The cast is mostly unknown (Bex Taylor-Klaus has some experience running from the camera in Scream on TV), the plotting is pleasingly simple, a supporting cast member exudes a hint of nostalgia (Tony Todd, formerly and forever known as Candyman, is on the payroll), and the film will presumably offer atmospheric horror tropes if not much else. For people who rightfully acknowledge slasher cinema as indeed the greatest that filmdom has ever produced, Hell Fest is a must see. And in the interest of reviving this most noble art, Hell Fest must gross untold hundreds of millions of dollars. Not just 21.
Opening weekend: $8 million / Total gross: $21 million
10. White Boy Rick (September 14th)
Newcomer Richie Merritt (whose IMDB filmography really does number at just one) stars as Richard Wershe, a real life fifteen year old boy who somehow coaxed his way into the gang lifestyle of urban Michigan in the mid 1980s, and who eventually found himself occupying that increasingly legally ambiguous location between government informant and genuine drug dealer. This is a designation that didn't work out so well for the likes of Barry Seal and Manuel Noriega, nor, as it so happens, for Wershe himself (he spent 30 years in incarceration for his 1980s lifestyle, and was finally out last year. This is... kind of harsh).
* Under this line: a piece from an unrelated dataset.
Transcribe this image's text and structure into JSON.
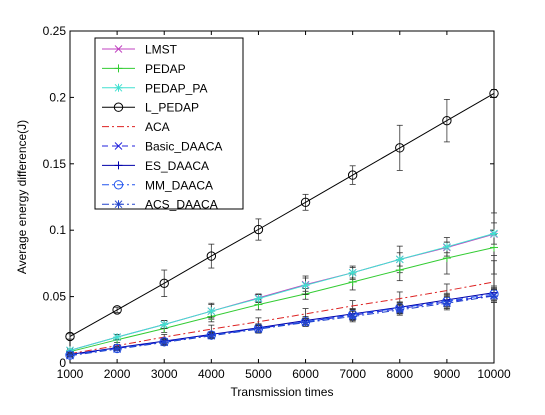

Matthew McConaughey plays the Wershe father, bestraddling a mustache in trademark style. He should chew up some scenery opposite Jennifer Jason Leigh, as Richard's legal handler, and Bruce Dern and Piper Laurie as the Wershe grandparents, who I hope were suitably horrified. The film's trailer merrily advertises young master Wershe as the country's youngest drug dealer, hustler, and pimp, which I hope is factually correct even if I suspect is sadly untrue (what about that kid in RoboCop 2?).
The film is receiving fair reviews for awards season material, but as a drama without a lot of obvious commercial appeal, its box office roll out should be more deliberate, occupying some adult-oriented space until the bigger hitters of awards season get here in October. As is the requirement of such films, life is good until it isn't.